最終章『終わってから始まる物語』②

 北洋の指令室は、窓ガラスが張られ、周囲が見渡せるようになっている。

「ねぇ、シラちゃん。もうやめよう……こんな事……北洋の工作員なら、東洋に亡命すればいいじゃない?新しい戸籍を作れば、新しい居場所が……」

「駄目だ。私は北洋人として生まれ、生きてきた。人も殺したし、この体も使い捨てだ」

 キヌはシラを説得しようと話しかけるが、彼女の意思は固く、傾く事は無い。

 そして、霊術で体力を削っているのか、シラの顔色が悪く、脂汗が額に滲んでいる。

「シラちゃん、ハンカチどうぞ。使って――」

 キヌは上着からハンカチを取り出し、渡そうと差し出すが、彼女はそれを受け取らず、窓の方を見る。というのも外に出ている工作員が騒がしく、室内まで声が響いていた。

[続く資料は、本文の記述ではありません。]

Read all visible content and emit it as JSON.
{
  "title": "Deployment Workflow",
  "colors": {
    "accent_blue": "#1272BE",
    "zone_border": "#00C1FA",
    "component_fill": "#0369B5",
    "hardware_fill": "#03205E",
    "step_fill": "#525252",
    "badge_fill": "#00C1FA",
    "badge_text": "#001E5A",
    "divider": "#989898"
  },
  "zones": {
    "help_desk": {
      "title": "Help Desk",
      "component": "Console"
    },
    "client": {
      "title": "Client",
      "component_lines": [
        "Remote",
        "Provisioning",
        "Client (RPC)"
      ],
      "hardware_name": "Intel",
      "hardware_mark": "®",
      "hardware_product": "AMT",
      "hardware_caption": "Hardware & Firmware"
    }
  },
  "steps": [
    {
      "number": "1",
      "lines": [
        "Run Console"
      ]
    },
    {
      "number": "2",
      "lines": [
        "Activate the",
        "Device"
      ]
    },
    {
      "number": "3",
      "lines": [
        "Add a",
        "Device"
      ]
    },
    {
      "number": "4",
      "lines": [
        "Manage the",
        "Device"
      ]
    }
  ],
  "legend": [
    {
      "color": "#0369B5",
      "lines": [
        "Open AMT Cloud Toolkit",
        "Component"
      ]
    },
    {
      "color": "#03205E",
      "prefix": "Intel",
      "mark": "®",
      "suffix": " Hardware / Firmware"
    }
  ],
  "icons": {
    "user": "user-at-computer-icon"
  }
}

 キヌはその方を見ると、一機、クラーケンを突き抜け、シウスの前まで来た戦闘機が見える。

 機体は翡翠色、コクーンと同じ形のそれは、東洋の戦闘機だった。

 だが、警報が鳴り、シウスが作動すると、その場を離れ、発射される弾丸を避ける。

「あの動きは――マユちゃん!」

 キヌは驚き、声を出すと、シラは舌打ちし、彼女を置いて、別の部屋に向かった。

 それと同時刻、マユは翡翠色のコクーンに乗っていた。

(クラーケンは通過できたけど……経験不足からか、見余ったかもしれない……)

 転移術を久と四島にしてもらい、有馬にコクーンを移動してもらった。

(何で、私って毎度、タイミングが悪いのかな……)

 シウスの攻撃は避けられるのだが、久がニードルの発射装置を外してしまった為、マユから攻撃する手段がなく、上陸できず困っていた。

 スピードが同じくらいの為、シウスにコクーンごと突っ込む事すらできない。シウスはマユのコクーンを捉えると、警告音を出し、何十、何百の弾を発射した。マユの乗るコクーンは迂回するが、今度は工作員が対戦車用だろう、ごついライフル銃を構え、何発か発砲する。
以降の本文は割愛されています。